The Nordic literary circuit takes us to Finland, and inevitably, some Tove Jansson Moomin-related fun. Although Taggart happily shares the various Moomin locations, she emphasises Jansson’s artistry, and also her love of Pellinge, a cluster of islands in the Gulf of Finland. It is here, she believes, that you will find the Finnish icon’s heart.

With literary stopovers throughout Europe, this fascinating guide is particularly wonderful on the underbelly of Venice.
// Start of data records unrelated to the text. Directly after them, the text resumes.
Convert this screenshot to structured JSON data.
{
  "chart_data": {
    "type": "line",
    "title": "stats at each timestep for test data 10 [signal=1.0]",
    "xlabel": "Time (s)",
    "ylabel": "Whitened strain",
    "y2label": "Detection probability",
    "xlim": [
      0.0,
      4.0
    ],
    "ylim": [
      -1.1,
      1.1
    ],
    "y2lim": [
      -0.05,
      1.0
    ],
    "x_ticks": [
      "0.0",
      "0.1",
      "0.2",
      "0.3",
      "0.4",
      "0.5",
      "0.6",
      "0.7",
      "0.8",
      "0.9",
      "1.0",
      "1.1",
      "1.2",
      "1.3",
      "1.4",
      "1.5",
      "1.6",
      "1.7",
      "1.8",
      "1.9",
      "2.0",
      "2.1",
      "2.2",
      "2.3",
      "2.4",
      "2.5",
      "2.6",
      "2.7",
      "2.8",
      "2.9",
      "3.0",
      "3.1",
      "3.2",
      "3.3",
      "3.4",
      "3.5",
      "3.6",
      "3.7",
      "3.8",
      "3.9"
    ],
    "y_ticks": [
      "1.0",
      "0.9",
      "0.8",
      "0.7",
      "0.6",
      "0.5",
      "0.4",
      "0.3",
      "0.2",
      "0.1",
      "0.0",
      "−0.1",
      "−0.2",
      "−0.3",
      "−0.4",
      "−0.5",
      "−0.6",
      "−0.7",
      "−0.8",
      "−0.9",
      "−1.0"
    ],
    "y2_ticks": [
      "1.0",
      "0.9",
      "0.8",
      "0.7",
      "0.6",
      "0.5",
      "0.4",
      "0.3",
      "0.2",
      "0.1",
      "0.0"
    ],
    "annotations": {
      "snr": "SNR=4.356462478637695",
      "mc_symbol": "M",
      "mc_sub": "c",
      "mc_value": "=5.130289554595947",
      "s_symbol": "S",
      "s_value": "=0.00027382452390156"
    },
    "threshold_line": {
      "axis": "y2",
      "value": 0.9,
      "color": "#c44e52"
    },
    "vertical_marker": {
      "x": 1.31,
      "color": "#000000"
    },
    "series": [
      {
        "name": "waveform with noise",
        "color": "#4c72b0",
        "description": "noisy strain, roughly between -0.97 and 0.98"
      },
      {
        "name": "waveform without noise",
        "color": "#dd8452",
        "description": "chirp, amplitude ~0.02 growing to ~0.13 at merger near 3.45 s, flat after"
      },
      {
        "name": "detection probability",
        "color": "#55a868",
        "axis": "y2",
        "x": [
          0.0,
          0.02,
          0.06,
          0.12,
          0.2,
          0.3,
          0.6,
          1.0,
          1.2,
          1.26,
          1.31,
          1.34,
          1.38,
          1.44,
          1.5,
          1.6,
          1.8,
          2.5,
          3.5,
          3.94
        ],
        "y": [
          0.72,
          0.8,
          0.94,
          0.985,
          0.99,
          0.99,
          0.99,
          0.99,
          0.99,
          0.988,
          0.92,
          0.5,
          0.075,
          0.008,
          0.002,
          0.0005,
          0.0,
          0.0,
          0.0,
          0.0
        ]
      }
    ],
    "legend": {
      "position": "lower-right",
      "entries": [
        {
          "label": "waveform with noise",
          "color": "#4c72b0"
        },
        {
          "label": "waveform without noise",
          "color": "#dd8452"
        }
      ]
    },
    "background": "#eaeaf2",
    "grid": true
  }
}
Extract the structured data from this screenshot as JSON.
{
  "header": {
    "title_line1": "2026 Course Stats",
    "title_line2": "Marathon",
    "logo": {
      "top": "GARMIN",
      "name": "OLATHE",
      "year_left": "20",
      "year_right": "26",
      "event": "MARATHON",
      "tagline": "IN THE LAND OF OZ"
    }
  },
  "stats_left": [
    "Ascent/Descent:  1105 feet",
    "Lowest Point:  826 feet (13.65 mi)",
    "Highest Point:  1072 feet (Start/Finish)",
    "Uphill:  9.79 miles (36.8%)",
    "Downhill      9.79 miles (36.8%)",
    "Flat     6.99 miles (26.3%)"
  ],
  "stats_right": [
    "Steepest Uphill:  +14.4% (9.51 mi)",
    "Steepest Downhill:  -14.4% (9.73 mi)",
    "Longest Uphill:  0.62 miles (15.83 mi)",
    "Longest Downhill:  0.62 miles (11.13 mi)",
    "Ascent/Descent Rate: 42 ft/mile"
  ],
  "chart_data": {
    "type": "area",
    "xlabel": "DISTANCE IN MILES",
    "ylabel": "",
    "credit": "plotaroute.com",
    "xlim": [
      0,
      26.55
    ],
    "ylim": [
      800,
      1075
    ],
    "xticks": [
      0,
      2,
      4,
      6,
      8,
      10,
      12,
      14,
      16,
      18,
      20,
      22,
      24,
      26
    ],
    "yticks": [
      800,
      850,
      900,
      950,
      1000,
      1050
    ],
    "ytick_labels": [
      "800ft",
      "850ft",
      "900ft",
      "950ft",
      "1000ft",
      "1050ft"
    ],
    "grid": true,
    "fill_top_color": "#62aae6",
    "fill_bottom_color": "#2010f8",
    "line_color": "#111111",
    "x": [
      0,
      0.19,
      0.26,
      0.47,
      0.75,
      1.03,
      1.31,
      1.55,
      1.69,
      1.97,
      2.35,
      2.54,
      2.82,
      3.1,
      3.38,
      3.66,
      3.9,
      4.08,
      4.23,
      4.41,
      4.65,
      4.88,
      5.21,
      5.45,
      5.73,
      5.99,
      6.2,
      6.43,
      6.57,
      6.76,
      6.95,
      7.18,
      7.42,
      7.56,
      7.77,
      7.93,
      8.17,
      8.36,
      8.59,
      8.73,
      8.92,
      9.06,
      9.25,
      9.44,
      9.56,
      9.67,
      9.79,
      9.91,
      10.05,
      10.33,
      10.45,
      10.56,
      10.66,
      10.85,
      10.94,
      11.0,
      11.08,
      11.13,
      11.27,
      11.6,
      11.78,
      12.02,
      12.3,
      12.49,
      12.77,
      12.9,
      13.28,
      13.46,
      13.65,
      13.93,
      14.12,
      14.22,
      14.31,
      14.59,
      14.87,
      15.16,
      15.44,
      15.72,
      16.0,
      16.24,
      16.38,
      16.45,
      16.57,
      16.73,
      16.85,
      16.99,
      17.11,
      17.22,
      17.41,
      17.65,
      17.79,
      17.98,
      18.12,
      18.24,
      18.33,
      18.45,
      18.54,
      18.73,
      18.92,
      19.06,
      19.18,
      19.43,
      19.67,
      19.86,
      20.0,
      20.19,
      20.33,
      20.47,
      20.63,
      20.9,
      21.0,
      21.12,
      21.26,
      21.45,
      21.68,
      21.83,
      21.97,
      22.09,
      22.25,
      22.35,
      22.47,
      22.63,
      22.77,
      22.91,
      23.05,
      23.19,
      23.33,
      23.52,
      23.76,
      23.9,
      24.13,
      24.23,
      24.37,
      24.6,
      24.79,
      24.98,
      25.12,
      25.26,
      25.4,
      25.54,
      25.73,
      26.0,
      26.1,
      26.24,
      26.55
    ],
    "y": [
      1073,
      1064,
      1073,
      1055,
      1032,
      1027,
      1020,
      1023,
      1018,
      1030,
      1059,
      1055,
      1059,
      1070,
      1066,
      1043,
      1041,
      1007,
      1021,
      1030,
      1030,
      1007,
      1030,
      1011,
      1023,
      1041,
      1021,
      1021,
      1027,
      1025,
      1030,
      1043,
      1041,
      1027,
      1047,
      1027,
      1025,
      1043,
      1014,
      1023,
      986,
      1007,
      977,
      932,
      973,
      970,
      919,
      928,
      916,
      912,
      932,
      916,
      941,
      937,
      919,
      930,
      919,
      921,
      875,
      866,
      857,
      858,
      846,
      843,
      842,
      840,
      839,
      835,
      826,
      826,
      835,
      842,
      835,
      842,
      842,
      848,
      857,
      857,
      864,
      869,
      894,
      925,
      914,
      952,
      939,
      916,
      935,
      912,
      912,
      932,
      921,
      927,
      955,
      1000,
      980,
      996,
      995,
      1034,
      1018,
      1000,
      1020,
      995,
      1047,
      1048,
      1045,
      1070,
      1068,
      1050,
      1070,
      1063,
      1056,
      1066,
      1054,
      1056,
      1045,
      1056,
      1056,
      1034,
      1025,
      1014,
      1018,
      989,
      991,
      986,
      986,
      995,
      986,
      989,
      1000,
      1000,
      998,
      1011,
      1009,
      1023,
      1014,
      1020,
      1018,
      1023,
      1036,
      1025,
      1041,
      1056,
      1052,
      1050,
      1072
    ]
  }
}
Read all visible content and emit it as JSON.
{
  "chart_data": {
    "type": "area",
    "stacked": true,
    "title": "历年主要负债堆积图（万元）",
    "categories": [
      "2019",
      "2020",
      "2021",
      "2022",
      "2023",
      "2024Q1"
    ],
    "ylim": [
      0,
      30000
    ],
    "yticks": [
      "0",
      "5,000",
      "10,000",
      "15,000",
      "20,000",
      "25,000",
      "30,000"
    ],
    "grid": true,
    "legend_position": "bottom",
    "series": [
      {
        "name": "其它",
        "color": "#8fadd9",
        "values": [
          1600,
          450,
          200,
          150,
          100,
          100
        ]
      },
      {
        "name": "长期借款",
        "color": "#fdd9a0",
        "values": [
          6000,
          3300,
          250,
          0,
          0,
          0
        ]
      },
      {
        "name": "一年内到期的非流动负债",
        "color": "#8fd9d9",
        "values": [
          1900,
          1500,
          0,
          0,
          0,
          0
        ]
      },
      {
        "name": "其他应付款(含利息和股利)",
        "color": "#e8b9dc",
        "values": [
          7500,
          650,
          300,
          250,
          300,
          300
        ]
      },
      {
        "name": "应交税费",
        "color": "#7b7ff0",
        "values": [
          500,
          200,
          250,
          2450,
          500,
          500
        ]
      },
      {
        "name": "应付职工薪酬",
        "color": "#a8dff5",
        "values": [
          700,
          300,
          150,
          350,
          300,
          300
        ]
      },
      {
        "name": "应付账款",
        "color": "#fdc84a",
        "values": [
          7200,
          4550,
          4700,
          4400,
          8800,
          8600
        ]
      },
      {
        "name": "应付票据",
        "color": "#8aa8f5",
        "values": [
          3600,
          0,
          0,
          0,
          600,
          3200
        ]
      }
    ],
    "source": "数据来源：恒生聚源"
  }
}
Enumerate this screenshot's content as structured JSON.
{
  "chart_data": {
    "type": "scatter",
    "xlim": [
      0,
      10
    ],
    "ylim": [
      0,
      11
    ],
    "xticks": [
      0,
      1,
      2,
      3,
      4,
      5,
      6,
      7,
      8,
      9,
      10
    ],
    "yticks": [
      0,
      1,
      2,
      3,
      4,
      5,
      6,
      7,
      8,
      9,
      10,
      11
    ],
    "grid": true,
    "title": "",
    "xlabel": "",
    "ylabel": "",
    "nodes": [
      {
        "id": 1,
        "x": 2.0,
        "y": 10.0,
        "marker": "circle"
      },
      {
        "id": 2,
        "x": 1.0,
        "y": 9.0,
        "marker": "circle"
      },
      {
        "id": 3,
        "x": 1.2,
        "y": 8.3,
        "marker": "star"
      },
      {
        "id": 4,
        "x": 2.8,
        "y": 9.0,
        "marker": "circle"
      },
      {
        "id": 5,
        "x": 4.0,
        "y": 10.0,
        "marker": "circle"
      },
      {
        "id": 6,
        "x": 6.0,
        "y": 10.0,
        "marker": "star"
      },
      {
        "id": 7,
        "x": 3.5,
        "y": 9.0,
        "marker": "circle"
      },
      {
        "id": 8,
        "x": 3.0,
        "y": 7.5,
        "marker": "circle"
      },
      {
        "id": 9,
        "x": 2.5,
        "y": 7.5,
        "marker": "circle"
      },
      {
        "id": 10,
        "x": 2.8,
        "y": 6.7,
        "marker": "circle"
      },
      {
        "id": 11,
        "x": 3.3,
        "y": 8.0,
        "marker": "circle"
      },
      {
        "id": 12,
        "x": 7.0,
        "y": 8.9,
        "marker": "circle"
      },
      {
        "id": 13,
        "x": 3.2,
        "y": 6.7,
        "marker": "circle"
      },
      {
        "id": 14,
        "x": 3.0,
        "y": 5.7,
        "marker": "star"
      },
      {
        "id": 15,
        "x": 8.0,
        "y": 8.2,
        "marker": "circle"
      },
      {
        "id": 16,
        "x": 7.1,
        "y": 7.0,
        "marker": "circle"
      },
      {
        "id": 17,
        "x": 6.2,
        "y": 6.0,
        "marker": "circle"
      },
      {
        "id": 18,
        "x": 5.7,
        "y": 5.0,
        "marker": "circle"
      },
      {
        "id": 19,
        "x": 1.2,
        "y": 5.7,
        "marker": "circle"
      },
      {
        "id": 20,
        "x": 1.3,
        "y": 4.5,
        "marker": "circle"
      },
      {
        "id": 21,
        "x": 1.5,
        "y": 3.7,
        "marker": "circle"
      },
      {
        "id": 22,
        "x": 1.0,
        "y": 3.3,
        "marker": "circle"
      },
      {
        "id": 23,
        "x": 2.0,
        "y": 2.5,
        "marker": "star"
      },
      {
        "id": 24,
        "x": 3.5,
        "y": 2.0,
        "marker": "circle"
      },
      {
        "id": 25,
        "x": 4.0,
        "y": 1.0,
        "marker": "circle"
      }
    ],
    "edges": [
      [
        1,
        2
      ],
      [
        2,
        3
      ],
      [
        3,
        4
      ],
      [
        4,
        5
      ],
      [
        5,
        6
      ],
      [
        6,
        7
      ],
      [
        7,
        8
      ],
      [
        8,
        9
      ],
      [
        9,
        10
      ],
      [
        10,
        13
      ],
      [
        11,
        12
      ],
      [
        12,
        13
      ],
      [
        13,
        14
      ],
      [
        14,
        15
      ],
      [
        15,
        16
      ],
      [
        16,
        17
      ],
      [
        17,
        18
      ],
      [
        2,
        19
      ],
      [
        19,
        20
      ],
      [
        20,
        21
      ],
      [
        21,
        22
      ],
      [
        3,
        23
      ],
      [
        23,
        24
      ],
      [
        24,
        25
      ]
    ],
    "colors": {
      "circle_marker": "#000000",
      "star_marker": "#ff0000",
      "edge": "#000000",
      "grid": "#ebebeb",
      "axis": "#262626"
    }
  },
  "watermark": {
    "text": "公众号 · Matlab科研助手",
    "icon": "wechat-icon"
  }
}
Take Thomas Mann on the strangeness of gondolas and their coffin-like blackness.

‘…a vehicle evoking lawless adventures in the plashing stillness of night, and still more strongly evoking death itself, the bier, the dark obsequies, the last silent journey.’

Wrapping up alphabetically in the UK, which is also blessed with some splendid literary locations, we’re treated to, amongst others, Jane Austen’s Hampshire, Shakespeare’s Stratford, and of course, Dickens’ London, where the festering streets immortalised in Oliver Twist now boast multi-million pound properties.

Published by The British Library and featuring some beautiful illustrations, this immersive guide is sure to spark ideas for your own literary grand tour.

The Book Lover’s European Bucket List by Caroline Taggart is published by The British Library, 224 pages.